CHP Ankara Milletvekili Semra Dinçer ise "Bugün konuştuğumuz şey bu ülkenin evlatlarının geleceğidir. Ama Milli Eğitim Bakanlığı'nın bütçesine, Bakan Yusuf Tekin'in yönetimine baktığımızda karşımızda laik, bilimsel ve kamusal eğitimden uzaklaşan, şeffaf olmayan, denetimsiz bir tablo görüyoruz. Açık söylüyorum; Yusuf Tekin, Türk eğitim sistemine yapılmış bir suikasttir. 'AK Parti iktidarı son 23 yılda daha kötü ne yapabilir' diyorduk. Eğitim sisteminin başına Yusuf Tekin'i getirdiler." ifadelerini kullandı.
"Hukuku ayaklar altına alarak bir yargı ve üniversite operasyonuyla bir hak böyle göz önünde ihlal edildi"

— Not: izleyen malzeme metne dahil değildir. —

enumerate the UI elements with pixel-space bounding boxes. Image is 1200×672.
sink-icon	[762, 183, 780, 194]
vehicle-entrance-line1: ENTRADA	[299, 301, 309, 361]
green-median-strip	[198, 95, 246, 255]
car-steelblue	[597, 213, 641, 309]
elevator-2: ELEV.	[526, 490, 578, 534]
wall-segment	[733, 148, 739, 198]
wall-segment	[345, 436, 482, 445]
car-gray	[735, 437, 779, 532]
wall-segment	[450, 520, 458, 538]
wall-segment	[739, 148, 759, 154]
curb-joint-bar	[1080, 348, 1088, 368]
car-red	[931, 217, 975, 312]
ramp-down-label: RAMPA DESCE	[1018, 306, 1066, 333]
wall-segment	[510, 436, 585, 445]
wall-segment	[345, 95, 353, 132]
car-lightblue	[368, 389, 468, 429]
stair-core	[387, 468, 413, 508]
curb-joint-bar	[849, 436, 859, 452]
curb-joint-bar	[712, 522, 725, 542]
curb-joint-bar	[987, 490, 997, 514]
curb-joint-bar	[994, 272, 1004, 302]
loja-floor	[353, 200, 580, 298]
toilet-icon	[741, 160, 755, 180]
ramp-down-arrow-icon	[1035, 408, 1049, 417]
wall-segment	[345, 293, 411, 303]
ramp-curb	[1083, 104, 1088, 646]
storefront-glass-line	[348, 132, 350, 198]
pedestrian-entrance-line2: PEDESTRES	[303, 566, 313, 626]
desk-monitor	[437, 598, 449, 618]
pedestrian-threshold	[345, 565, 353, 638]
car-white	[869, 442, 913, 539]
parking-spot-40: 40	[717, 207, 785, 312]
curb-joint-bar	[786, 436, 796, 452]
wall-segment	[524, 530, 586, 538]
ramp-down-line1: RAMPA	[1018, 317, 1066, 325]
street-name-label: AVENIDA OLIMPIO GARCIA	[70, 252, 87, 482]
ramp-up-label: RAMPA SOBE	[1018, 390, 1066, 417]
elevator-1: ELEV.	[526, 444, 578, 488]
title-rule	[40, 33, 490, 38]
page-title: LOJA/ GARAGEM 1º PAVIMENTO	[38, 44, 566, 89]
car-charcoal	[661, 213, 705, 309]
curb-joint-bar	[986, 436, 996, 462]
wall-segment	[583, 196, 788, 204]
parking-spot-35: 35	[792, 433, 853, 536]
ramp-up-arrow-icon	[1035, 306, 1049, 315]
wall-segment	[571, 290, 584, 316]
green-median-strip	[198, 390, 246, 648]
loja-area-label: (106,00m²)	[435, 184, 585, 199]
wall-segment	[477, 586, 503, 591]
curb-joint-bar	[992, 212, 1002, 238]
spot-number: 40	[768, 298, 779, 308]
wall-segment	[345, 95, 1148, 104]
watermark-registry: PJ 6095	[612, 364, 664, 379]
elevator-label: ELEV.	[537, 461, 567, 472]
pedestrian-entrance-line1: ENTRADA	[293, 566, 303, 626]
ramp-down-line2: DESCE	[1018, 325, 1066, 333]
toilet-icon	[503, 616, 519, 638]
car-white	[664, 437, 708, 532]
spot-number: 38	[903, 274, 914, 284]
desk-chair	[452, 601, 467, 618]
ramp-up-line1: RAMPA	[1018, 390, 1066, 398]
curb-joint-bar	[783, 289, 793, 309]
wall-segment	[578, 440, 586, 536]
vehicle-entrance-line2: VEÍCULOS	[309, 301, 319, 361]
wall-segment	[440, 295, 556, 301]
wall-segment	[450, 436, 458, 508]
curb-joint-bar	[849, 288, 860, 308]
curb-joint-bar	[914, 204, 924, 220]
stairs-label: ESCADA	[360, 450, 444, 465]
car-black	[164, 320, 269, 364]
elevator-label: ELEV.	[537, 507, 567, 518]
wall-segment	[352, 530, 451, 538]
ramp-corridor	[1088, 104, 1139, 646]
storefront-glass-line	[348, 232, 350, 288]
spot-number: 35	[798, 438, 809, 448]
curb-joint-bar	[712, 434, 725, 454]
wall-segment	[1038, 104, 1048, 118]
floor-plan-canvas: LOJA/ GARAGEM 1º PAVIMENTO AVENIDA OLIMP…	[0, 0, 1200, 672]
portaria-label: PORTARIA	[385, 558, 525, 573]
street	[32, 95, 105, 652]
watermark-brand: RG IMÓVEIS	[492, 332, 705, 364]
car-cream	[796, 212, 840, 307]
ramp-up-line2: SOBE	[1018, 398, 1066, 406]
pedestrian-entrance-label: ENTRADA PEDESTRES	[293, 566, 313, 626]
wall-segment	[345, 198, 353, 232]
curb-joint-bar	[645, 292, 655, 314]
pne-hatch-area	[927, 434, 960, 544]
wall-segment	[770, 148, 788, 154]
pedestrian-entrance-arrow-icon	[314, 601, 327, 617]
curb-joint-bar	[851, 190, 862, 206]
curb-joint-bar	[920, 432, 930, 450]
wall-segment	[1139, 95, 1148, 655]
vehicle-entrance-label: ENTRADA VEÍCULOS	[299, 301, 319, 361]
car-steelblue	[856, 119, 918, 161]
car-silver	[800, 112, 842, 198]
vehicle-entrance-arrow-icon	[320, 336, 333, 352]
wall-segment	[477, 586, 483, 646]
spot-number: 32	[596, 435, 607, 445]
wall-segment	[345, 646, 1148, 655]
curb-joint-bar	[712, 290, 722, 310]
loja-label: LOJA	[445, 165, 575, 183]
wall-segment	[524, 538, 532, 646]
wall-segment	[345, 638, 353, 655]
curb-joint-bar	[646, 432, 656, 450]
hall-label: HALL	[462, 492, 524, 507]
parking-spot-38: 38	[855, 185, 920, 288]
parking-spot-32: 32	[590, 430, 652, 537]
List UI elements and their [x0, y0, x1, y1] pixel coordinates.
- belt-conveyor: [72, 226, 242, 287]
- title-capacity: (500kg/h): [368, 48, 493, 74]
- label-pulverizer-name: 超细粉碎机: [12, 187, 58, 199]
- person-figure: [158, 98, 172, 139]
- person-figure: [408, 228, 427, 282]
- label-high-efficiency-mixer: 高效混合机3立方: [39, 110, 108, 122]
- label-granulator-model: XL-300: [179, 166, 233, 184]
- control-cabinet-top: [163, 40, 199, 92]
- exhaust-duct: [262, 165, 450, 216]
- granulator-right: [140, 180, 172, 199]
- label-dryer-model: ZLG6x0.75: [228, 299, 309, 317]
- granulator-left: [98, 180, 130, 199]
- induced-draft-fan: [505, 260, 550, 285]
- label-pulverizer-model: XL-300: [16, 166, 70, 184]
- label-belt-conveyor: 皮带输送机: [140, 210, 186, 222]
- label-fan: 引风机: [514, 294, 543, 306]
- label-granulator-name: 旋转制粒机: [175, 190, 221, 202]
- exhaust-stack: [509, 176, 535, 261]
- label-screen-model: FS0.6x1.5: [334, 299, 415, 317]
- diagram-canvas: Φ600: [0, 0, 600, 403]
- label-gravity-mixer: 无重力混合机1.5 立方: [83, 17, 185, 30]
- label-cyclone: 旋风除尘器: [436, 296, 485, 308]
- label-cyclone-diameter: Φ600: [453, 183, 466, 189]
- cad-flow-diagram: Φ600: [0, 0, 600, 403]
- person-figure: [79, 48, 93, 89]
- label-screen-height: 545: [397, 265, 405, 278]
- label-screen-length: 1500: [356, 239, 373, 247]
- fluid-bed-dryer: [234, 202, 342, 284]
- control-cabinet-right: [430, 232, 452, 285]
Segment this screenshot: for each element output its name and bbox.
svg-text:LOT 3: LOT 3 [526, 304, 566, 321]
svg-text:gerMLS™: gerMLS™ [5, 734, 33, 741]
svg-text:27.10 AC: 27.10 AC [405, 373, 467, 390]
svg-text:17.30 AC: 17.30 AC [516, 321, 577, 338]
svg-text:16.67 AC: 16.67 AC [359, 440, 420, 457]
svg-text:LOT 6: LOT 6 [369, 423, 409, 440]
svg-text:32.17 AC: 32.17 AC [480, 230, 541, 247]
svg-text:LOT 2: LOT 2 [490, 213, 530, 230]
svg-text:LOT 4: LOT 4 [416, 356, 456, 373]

CHP Aydın Milletvekili Bülent Tezcan, Ekrem İmamoğlu'nun diplomasının iptal edilmesine tepki göstererek, şunları söyledi:
"Bugün bir haber düştü. Bakın haberin başlığını okuyorum; 'Yaklaşık 400 kişinin sahte diplomalarla doçent ve profesör olduğu iddiasında herkes topu birbirine atıyor'. Kim bu topu birbirine atanlar? İşte oturuyor. Sayın Milli Eğitim Bakanı burada, YÖK Başkanı burada. Eskişehir Milletvekilimiz Sayın İbrahim Aslan bir soru önergesi veriyor. Bununla ilgili bir dertleri yok. Ama başka bir şeyle uğraşıyorlar. Yani 400 sahte diplomalı hesabını veremeyenler, bir gerçek diplomalı peşine düşmüşler. Bir gerçek diplomalı. Kimin diploması? Cumhurbaşkanı adayımız Ekrem İmamoğlu'nun diploması. 15,5 milyon seçmenin oyuyla cumhurbaşkanı adayı yapılmış Ekrem İmamoğlu'nun gerçek diplomasının, anasının ak sütü gibi diplomasının peşine düşmüşler. Niye? Çünkü cumhurbaşkanlığı seçimi var. Bir korku var. 'Ekrem İmamoğlu aman cumhurbaşkanı olabilir' diye o kaygıyla apar topar hukuku ayaklar altına alarak bir yargı ve üniversite operasyonuyla bir hak böyle göz önünde ihlal edildi."